After President Obama made a long overdue statement condemning the beating and killing of Iranian protesters, Major Garret asked “What took you so long?” As we have seen time and time again, Obama rewrote history and said he has been clear all on this along and to track what he has been saying.
OK. Lets do that. (The Wall Street Journal has done the work for me.)
June 15, The Rose Garden: “It is up to Iranians to make decisions about who Iran’s leaders will be; that we respect Iranian sovereignty and want to avoid the United States being the issue inside of Iran.”
June 16, The Rose Garden: “It’s not productive, given the history of U.S.-Iranian relations, to be seen as meddling, the U.S. President meddling in Iranian elections. What I will repeat, and what I said yesterday, is that when I see violence directed at peaceful protestors, when I see peaceful dissent being suppressed, wherever that takes place, it is of concern to me and it’s of concern to the American people. That is not how governments should interact with their people.”

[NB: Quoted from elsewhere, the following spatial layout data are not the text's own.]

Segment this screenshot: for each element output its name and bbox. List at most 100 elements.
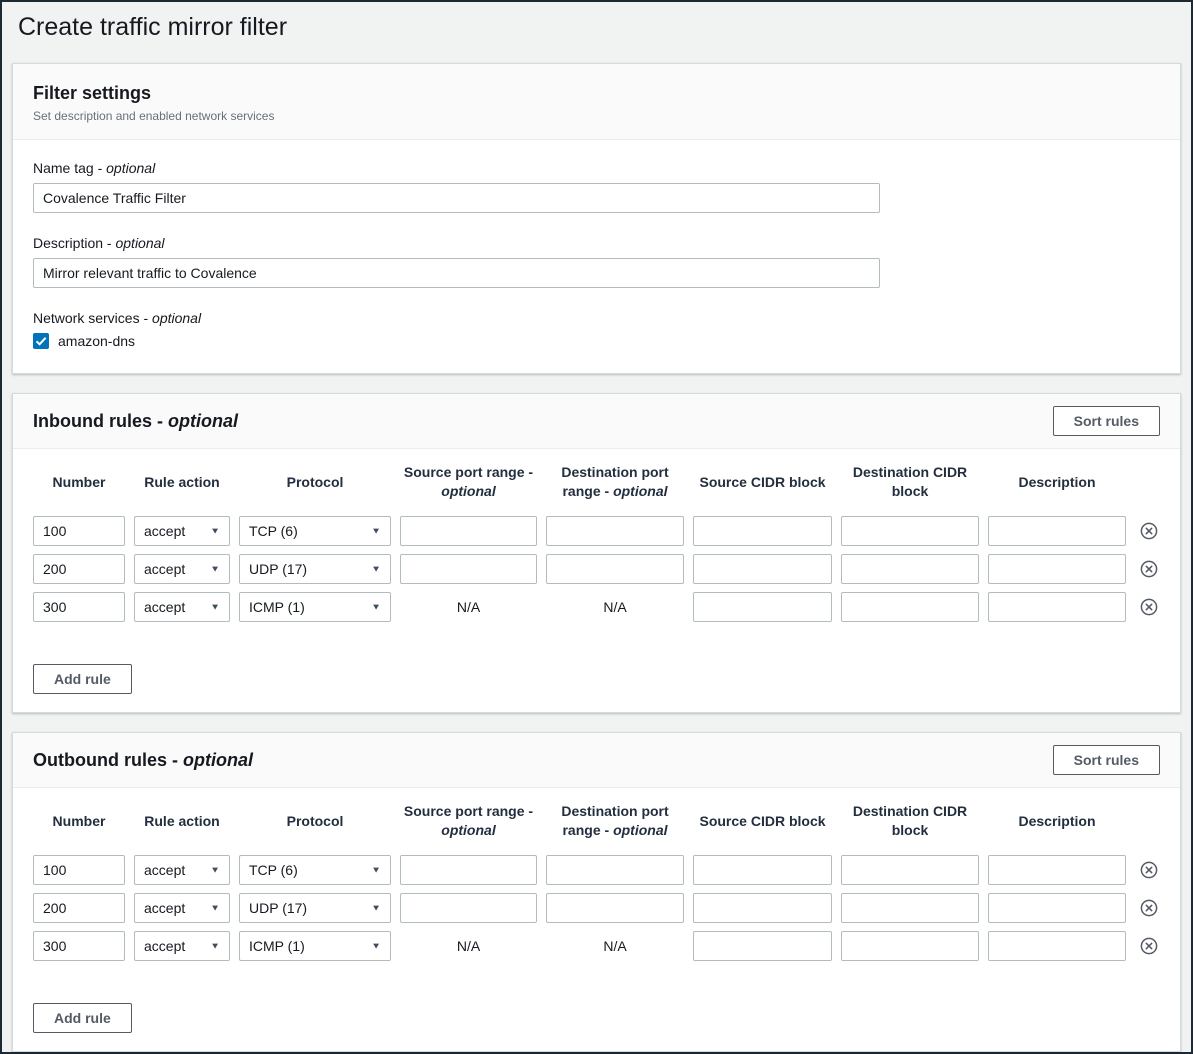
inbound-rules-body: Number Rule action Protocol Source port …	[13, 449, 1180, 712]
destination-port-na: N/A	[603, 938, 627, 954]
col-description: Description	[1018, 812, 1096, 829]
filter-settings-header: Filter settings Set description and enab…	[13, 64, 1180, 140]
rule-action-select[interactable]: accept ▼	[134, 855, 230, 885]
outbound-rule-row-3: accept ▼ ICMP (1) ▼ N/A N/A	[33, 931, 1160, 961]
chevron-down-icon: ▼	[210, 526, 220, 536]
protocol-select[interactable]: ICMP (1) ▼	[239, 931, 391, 961]
remove-rule-button[interactable]	[1139, 597, 1159, 617]
rule-action-select[interactable]: accept ▼	[134, 893, 230, 923]
name-tag-input[interactable]	[33, 183, 880, 213]
rule-action-select[interactable]: accept ▼	[134, 554, 230, 584]
protocol-select[interactable]: ICMP (1) ▼	[239, 592, 391, 622]
circle-x-icon	[1140, 560, 1158, 578]
rule-description-input[interactable]	[988, 554, 1126, 584]
page-title: Create traffic mirror filter	[18, 13, 288, 41]
rule-number-input[interactable]	[33, 931, 125, 961]
destination-cidr-input[interactable]	[841, 931, 979, 961]
col-number: Number	[52, 812, 106, 829]
chevron-down-icon: ▼	[210, 941, 220, 951]
chevron-down-icon: ▼	[210, 903, 220, 913]
destination-port-na: N/A	[603, 599, 627, 615]
source-cidr-input[interactable]	[693, 592, 832, 622]
rule-number-input[interactable]	[33, 554, 125, 584]
protocol-select[interactable]: UDP (17) ▼	[239, 893, 391, 923]
source-port-input[interactable]	[400, 893, 537, 923]
col-number: Number	[52, 473, 106, 490]
rule-number-input[interactable]	[33, 855, 125, 885]
source-cidr-input[interactable]	[693, 516, 832, 546]
protocol-select[interactable]: UDP (17) ▼	[239, 554, 391, 584]
checkbox-checked-icon	[33, 333, 49, 349]
col-protocol: Protocol	[286, 812, 344, 829]
rule-number-input[interactable]	[33, 592, 125, 622]
rule-number-input[interactable]	[33, 516, 125, 546]
chevron-down-icon: ▼	[371, 941, 381, 951]
rule-description-input[interactable]	[988, 516, 1126, 546]
source-cidr-input[interactable]	[693, 554, 832, 584]
col-destination-port: Destination port range - optional	[561, 803, 669, 838]
outbound-rules-body: Number Rule action Protocol Source port …	[13, 788, 1180, 1051]
rule-description-input[interactable]	[988, 893, 1126, 923]
col-destination-port: Destination port range - optional	[561, 464, 669, 499]
rule-description-input[interactable]	[988, 855, 1126, 885]
name-tag-field: Name tag - optional	[33, 160, 1160, 213]
rule-description-input[interactable]	[988, 592, 1126, 622]
remove-rule-button[interactable]	[1139, 521, 1159, 541]
name-tag-label: Name tag - optional	[33, 160, 156, 176]
circle-x-icon	[1140, 522, 1158, 540]
protocol-select[interactable]: TCP (6) ▼	[239, 516, 391, 546]
destination-port-input[interactable]	[546, 855, 684, 885]
source-cidr-input[interactable]	[693, 893, 832, 923]
chevron-down-icon: ▼	[371, 526, 381, 536]
remove-rule-button[interactable]	[1139, 898, 1159, 918]
filter-settings-title: Filter settings	[33, 83, 152, 103]
network-services-field: Network services - optional amazon-dns	[33, 310, 1160, 349]
col-rule-action: Rule action	[144, 812, 220, 829]
destination-port-input[interactable]	[546, 554, 684, 584]
rule-description-input[interactable]	[988, 931, 1126, 961]
rule-number-input[interactable]	[33, 893, 125, 923]
source-port-input[interactable]	[400, 855, 537, 885]
description-label: Description - optional	[33, 235, 165, 251]
destination-cidr-input[interactable]	[841, 516, 979, 546]
col-source-port: Source port range - optional	[403, 464, 534, 499]
destination-port-input[interactable]	[546, 893, 684, 923]
remove-rule-button[interactable]	[1139, 559, 1159, 579]
destination-cidr-input[interactable]	[841, 855, 979, 885]
source-port-na: N/A	[456, 938, 481, 954]
inbound-sort-rules-button[interactable]: Sort rules	[1052, 406, 1160, 436]
filter-settings-body: Name tag - optional Description - option…	[13, 140, 1180, 373]
destination-cidr-input[interactable]	[841, 893, 979, 923]
chevron-down-icon: ▼	[371, 903, 381, 913]
filter-settings-card: Filter settings Set description and enab…	[12, 63, 1181, 374]
inbound-add-rule-button[interactable]: Add rule	[33, 664, 132, 694]
inbound-rules-card: Inbound rules - optional Sort rules Numb…	[12, 393, 1181, 713]
amazon-dns-label: amazon-dns	[58, 333, 136, 349]
amazon-dns-checkbox[interactable]	[33, 333, 49, 349]
col-destination-cidr: Destination CIDR block	[852, 464, 968, 499]
source-port-input[interactable]	[400, 516, 537, 546]
rule-action-select[interactable]: accept ▼	[134, 592, 230, 622]
chevron-down-icon: ▼	[210, 564, 220, 574]
source-cidr-input[interactable]	[693, 855, 832, 885]
circle-x-icon	[1140, 598, 1158, 616]
inbound-rule-row-1: accept ▼ TCP (6) ▼	[33, 516, 1160, 546]
protocol-select[interactable]: TCP (6) ▼	[239, 855, 391, 885]
rule-action-select[interactable]: accept ▼	[134, 931, 230, 961]
source-port-input[interactable]	[400, 554, 537, 584]
destination-port-input[interactable]	[546, 516, 684, 546]
outbound-add-rule-button[interactable]: Add rule	[33, 1003, 132, 1033]
chevron-down-icon: ▼	[210, 865, 220, 875]
destination-cidr-input[interactable]	[841, 554, 979, 584]
circle-x-icon	[1140, 861, 1158, 879]
remove-rule-button[interactable]	[1139, 936, 1159, 956]
source-cidr-input[interactable]	[693, 931, 832, 961]
destination-cidr-input[interactable]	[841, 592, 979, 622]
inbound-table-header: Number Rule action Protocol Source port …	[33, 463, 1160, 501]
outbound-sort-rules-button[interactable]: Sort rules	[1052, 745, 1160, 775]
remove-rule-button[interactable]	[1139, 860, 1159, 880]
chevron-down-icon: ▼	[371, 865, 381, 875]
description-input[interactable]	[33, 258, 880, 288]
rule-action-select[interactable]: accept ▼	[134, 516, 230, 546]
col-destination-cidr: Destination CIDR block	[852, 803, 968, 838]
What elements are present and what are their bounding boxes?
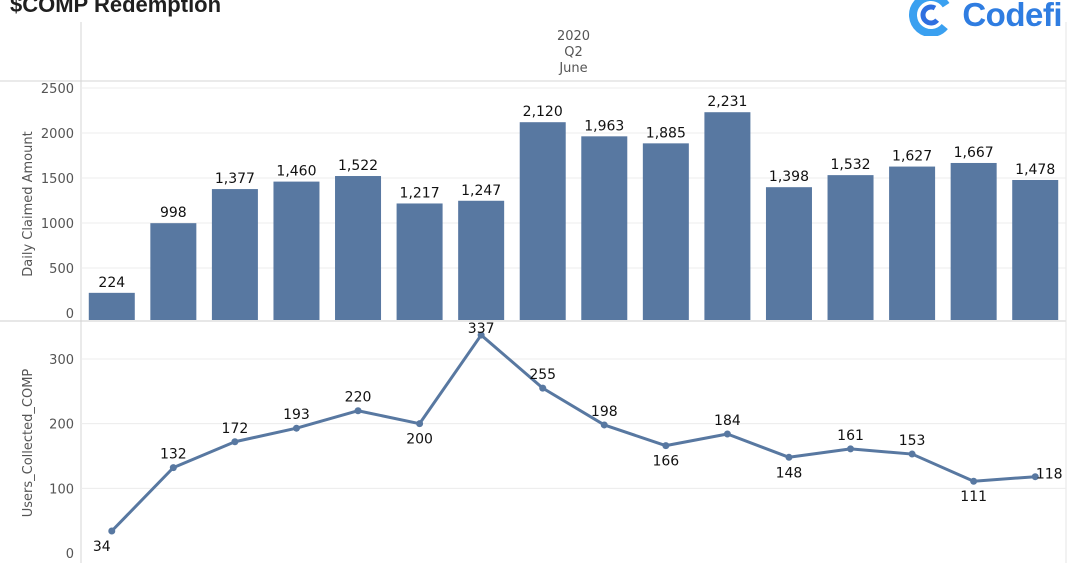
bar-value-label: 2,231: [707, 94, 747, 110]
bar: [827, 175, 874, 320]
bar: [519, 122, 566, 320]
bar: [458, 200, 505, 320]
bar-value-label: 1,217: [400, 185, 440, 201]
bar-value-label: 224: [98, 275, 125, 291]
line-value-label: 220: [345, 390, 372, 406]
line-point: [847, 445, 855, 453]
bar: [765, 187, 812, 320]
bar: [889, 166, 936, 320]
bar-value-label: 2,120: [523, 104, 563, 120]
line-y-tick-label: 100: [49, 482, 74, 497]
bar: [211, 189, 258, 320]
line-point: [416, 420, 424, 428]
line-point: [1031, 473, 1039, 481]
line-value-label: 337: [468, 321, 495, 337]
bar-value-label: 1,963: [584, 118, 624, 134]
line-value-label: 198: [591, 404, 618, 420]
line-point: [169, 464, 177, 472]
column-header-1: Q2: [564, 45, 583, 60]
line-point: [970, 477, 978, 485]
series-line: [110, 333, 1036, 533]
bar: [88, 292, 135, 320]
line-y-tick-label: 0: [66, 547, 74, 562]
logo-text: Codefi: [962, 0, 1062, 33]
bar-value-label: 1,398: [769, 169, 809, 185]
column-header-2: June: [558, 61, 587, 76]
bar-value-label: 1,522: [338, 158, 378, 174]
bar-y-tick-label: 2500: [41, 82, 74, 97]
line-point: [292, 424, 300, 432]
bar: [950, 162, 997, 320]
bar-value-label: 998: [160, 205, 187, 221]
line-value-label: 34: [93, 539, 111, 555]
codefi-logo-icon: [909, 0, 954, 36]
line-point: [723, 430, 731, 438]
bar-y-tick-label: 500: [49, 262, 74, 277]
line-y-tick-label: 300: [49, 353, 74, 368]
bar: [335, 176, 382, 320]
bar-y-axis-title: Daily Claimed Amount: [21, 131, 36, 276]
bar-y-tick-label: 1000: [41, 217, 74, 232]
line-value-label: 161: [837, 428, 864, 444]
line-value-label: 118: [1036, 467, 1063, 483]
line-point: [354, 407, 362, 415]
line-point: [785, 453, 793, 461]
bar: [396, 203, 443, 320]
bar: [581, 136, 628, 320]
line-value-label: 200: [406, 432, 433, 448]
line-point: [539, 384, 547, 392]
page-title: $COMP Redemption: [10, 0, 222, 17]
bar-value-label: 1,885: [646, 125, 686, 141]
bar-value-label: 1,627: [892, 149, 932, 165]
bar-value-label: 1,247: [461, 183, 501, 199]
line-y-tick-label: 200: [49, 418, 74, 433]
line-y-axis-title: Users_Collected_COMP: [21, 369, 36, 518]
line-value-label: 132: [160, 447, 187, 463]
bar-y-tick-label: 2000: [41, 127, 74, 142]
line-point: [108, 527, 116, 535]
line-point: [662, 442, 670, 450]
bar-value-label: 1,460: [276, 164, 316, 180]
bar-value-label: 1,667: [954, 145, 994, 161]
line-point: [600, 421, 608, 429]
bar: [704, 112, 751, 321]
line-point: [908, 450, 916, 458]
bar-y-tick-label: 0: [66, 307, 74, 322]
bar-y-tick-label: 1500: [41, 172, 74, 187]
line-value-label: 255: [529, 367, 556, 383]
line-value-label: 184: [714, 413, 741, 429]
bar: [642, 143, 689, 320]
bar-value-label: 1,478: [1015, 162, 1055, 178]
bar: [273, 181, 320, 320]
bar: [1012, 179, 1059, 320]
bar-value-label: 1,377: [215, 171, 255, 187]
line-point: [231, 438, 239, 446]
line-value-label: 111: [960, 489, 987, 505]
line-value-label: 148: [776, 465, 803, 481]
bar: [150, 223, 197, 320]
line-value-label: 153: [899, 433, 926, 449]
line-value-label: 193: [283, 407, 310, 423]
line-value-label: 172: [222, 421, 249, 437]
column-header-0: 2020: [557, 29, 590, 44]
codefi-logo: Codefi: [906, 0, 1062, 36]
bar-value-label: 1,532: [830, 157, 870, 173]
line-value-label: 166: [652, 454, 679, 470]
line-point: [477, 331, 485, 339]
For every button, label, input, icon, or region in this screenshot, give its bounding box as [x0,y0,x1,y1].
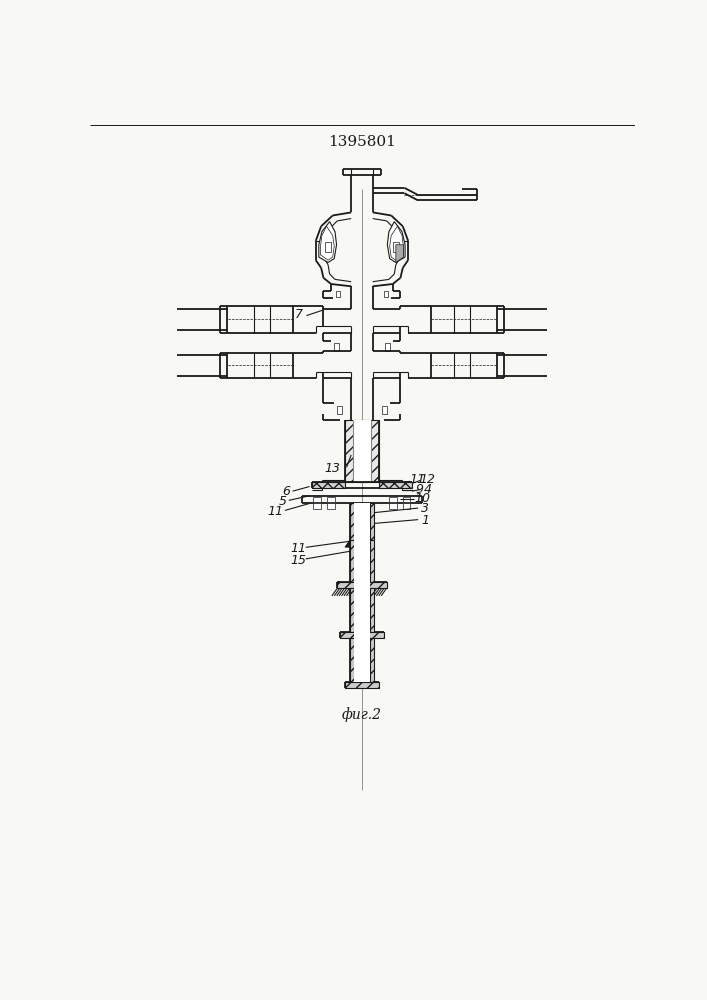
Text: 11: 11 [409,473,426,486]
Text: 4: 4 [423,483,431,496]
Bar [327,497,335,502]
Polygon shape [390,226,404,260]
Polygon shape [351,503,354,540]
Bar [354,638,370,682]
Polygon shape [370,638,373,682]
Bar [354,632,370,638]
Bar [403,497,411,502]
Bar [354,588,370,632]
Bar [327,503,335,509]
Text: 1: 1 [421,514,429,527]
Bar [336,291,340,297]
Bar [354,582,370,588]
Polygon shape [320,226,334,260]
Polygon shape [345,682,379,688]
Text: 5: 5 [279,495,286,508]
Polygon shape [337,582,387,588]
Polygon shape [396,245,404,262]
Text: 3: 3 [421,502,429,515]
Bar [345,420,379,482]
Text: 9: 9 [416,483,423,496]
Polygon shape [351,588,354,632]
Text: 12: 12 [419,473,436,486]
Bar [354,540,370,582]
Polygon shape [340,632,383,638]
Bar [389,503,397,509]
Polygon shape [351,540,354,582]
Text: 11: 11 [291,542,307,555]
Polygon shape [312,482,345,488]
Polygon shape [379,482,412,488]
Text: 10: 10 [414,492,430,505]
Polygon shape [387,222,405,262]
Text: 13: 13 [325,462,340,475]
Text: 1395801: 1395801 [328,135,396,149]
Polygon shape [370,588,373,632]
Bar [383,291,388,297]
Text: 6: 6 [283,485,291,498]
Text: 7: 7 [295,308,303,321]
Bar [354,503,370,540]
Polygon shape [319,222,337,262]
Bar [337,406,342,414]
Bar [403,503,411,509]
Bar [334,343,339,351]
Polygon shape [370,503,373,540]
Bar [353,420,371,482]
Bar [382,406,387,414]
Polygon shape [351,638,354,682]
Text: 11: 11 [268,505,284,518]
Text: 15: 15 [290,554,306,567]
Bar [393,242,399,252]
Polygon shape [370,540,373,582]
Bar [385,343,390,351]
Text: фиг.2: фиг.2 [342,707,382,722]
Bar [389,497,397,502]
Bar [325,242,331,252]
Bar [313,497,321,502]
Bar [313,503,321,509]
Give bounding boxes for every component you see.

June 16, CNBC: “The difference between [Iranian President] Ahmadinejad and [opposition candidate] Mousavi in terms of their actual policies may not be as great as has been advertised. Either way, we’re going to be dealing with an Iranian regime that has been hostile to the United States.”
June 19, CBS News interview, White House: What you’re seeing in Iran are hundreds of thousands of people who believe their voices were not heard and who are peacefully protesting and – and seeking justice. And the world is watching. And we stand behind those who are seeking justice in a peaceful way.
June 20, Formal Statement: “The Iranian government must understand that the world is watching. We mourn each and every innocent life that is lost. We call on the Iranian government to stop all violent and unjust actions against its own people. The universal rights to assembly and free speech must be respected, and the United States stands with all who seek to exercise those rights.”
And that leads us to today’s remarks:
First, I’d like to say a few words about the situation in Iran. The United States and the international community have been appalled and outraged by the threats, the beatings and imprisonments of the last few days.I strongly condemn these unjust actions, and I join with the American people in mourning each and every innocent life that is lost.
I’ve made it clear that the United States respects the sovereignty of the Islamic Republic of Iran and is not interfering with Iran’s affairs.
But we must also bear witness to the courage and the dignity of the Iranian people and to a remarkable opening within Iranian society. And we deplore the violence against innocent civilians anywhere that it takes place.
Quite a leap to say he’s been clear all along. Of course he denies that today’s shift in tone and rhetoric had anything to do with his critics calling his previous remarks weak and timid, but you can be sure he took note.